Y, en un giro tan inquietante como vergonzoso, Colombia también aparece en este tablero. Según diversas investigaciones, centenares de exmilitares colombianos —reclutados por intermediarios vinculados a empresas de seguridad con sede en los Emiratos— han sido desplegados en Sudán para apoyar a las FAR. Algunos de ellos participaron en las operaciones del El Fasher. Hombres formados en el conflicto colombiano, curtidos en décadas de guerra interna, convertidos ahora en mercenarios de exportación.

El fenómeno revela una herida que Colombia no ha sabido cerrar.
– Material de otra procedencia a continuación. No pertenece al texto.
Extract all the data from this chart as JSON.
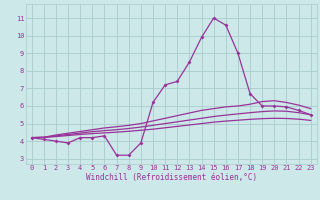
{
  "xlabel": "Windchill (Refroidissement éolien,°C)",
  "xlim": [
    -0.5,
    23.5
  ],
  "ylim": [
    2.7,
    11.8
  ],
  "yticks": [
    3,
    4,
    5,
    6,
    7,
    8,
    9,
    10,
    11
  ],
  "xticks": [
    0,
    1,
    2,
    3,
    4,
    5,
    6,
    7,
    8,
    9,
    10,
    11,
    12,
    13,
    14,
    15,
    16,
    17,
    18,
    19,
    20,
    21,
    22,
    23
  ],
  "bg_color": "#cce8e8",
  "grid_color": "#aacccc",
  "line_color": "#993399",
  "s1_x": [
    0,
    1,
    2,
    3,
    4,
    5,
    6,
    7,
    8,
    9,
    10,
    11,
    12,
    13,
    14,
    15,
    16,
    17,
    18,
    19,
    20,
    21,
    22,
    23
  ],
  "s1_y": [
    4.2,
    4.1,
    4.0,
    3.9,
    4.2,
    4.2,
    4.3,
    3.2,
    3.2,
    3.9,
    6.2,
    7.2,
    7.4,
    8.5,
    9.9,
    11.0,
    10.6,
    9.0,
    6.7,
    6.0,
    6.0,
    5.95,
    5.75,
    5.5
  ],
  "s2_x": [
    0,
    1,
    2,
    3,
    4,
    5,
    6,
    7,
    8,
    9,
    10,
    11,
    12,
    13,
    14,
    15,
    16,
    17,
    18,
    19,
    20,
    21,
    22,
    23
  ],
  "s2_y": [
    4.2,
    4.22,
    4.35,
    4.45,
    4.55,
    4.65,
    4.75,
    4.82,
    4.9,
    5.0,
    5.15,
    5.3,
    5.45,
    5.6,
    5.75,
    5.85,
    5.95,
    6.0,
    6.1,
    6.25,
    6.3,
    6.2,
    6.05,
    5.85
  ],
  "s3_x": [
    0,
    1,
    2,
    3,
    4,
    5,
    6,
    7,
    8,
    9,
    10,
    11,
    12,
    13,
    14,
    15,
    16,
    17,
    18,
    19,
    20,
    21,
    22,
    23
  ],
  "s3_y": [
    4.2,
    4.22,
    4.3,
    4.38,
    4.46,
    4.54,
    4.6,
    4.65,
    4.72,
    4.8,
    4.9,
    5.0,
    5.1,
    5.2,
    5.3,
    5.4,
    5.48,
    5.55,
    5.62,
    5.68,
    5.72,
    5.7,
    5.62,
    5.5
  ],
  "s4_x": [
    0,
    1,
    2,
    3,
    4,
    5,
    6,
    7,
    8,
    9,
    10,
    11,
    12,
    13,
    14,
    15,
    16,
    17,
    18,
    19,
    20,
    21,
    22,
    23
  ],
  "s4_y": [
    4.2,
    4.21,
    4.26,
    4.32,
    4.38,
    4.43,
    4.47,
    4.51,
    4.56,
    4.62,
    4.68,
    4.76,
    4.84,
    4.92,
    5.0,
    5.08,
    5.14,
    5.19,
    5.24,
    5.28,
    5.3,
    5.29,
    5.25,
    5.18
  ]
}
Miles de excombatientes que quedaron a la deriva tras los mal llamados acuerdos de paz, sin oportunidades ni futuro; y muchos han encontrado en los ejércitos privados extranjeros una salida —o una condena—. Pero su presencia en un escenario de crímenes de guerra plantea una pregunta ineludible: ¿qué clase de país produce soldados que terminan sirviendo en las guerras de otros?

El conflicto colombiano ya no es solo un drama nacional: se ha transformado en una fábrica global de combatientes a sueldo. En los desiertos de Darfur, donde se escuchan acentos colombianos entre los verdugos, el eco no solo denuncia la miseria del Sur global, sino también la hipocresía de un orden internacional que prefiere la impunidad a la coherencia moral.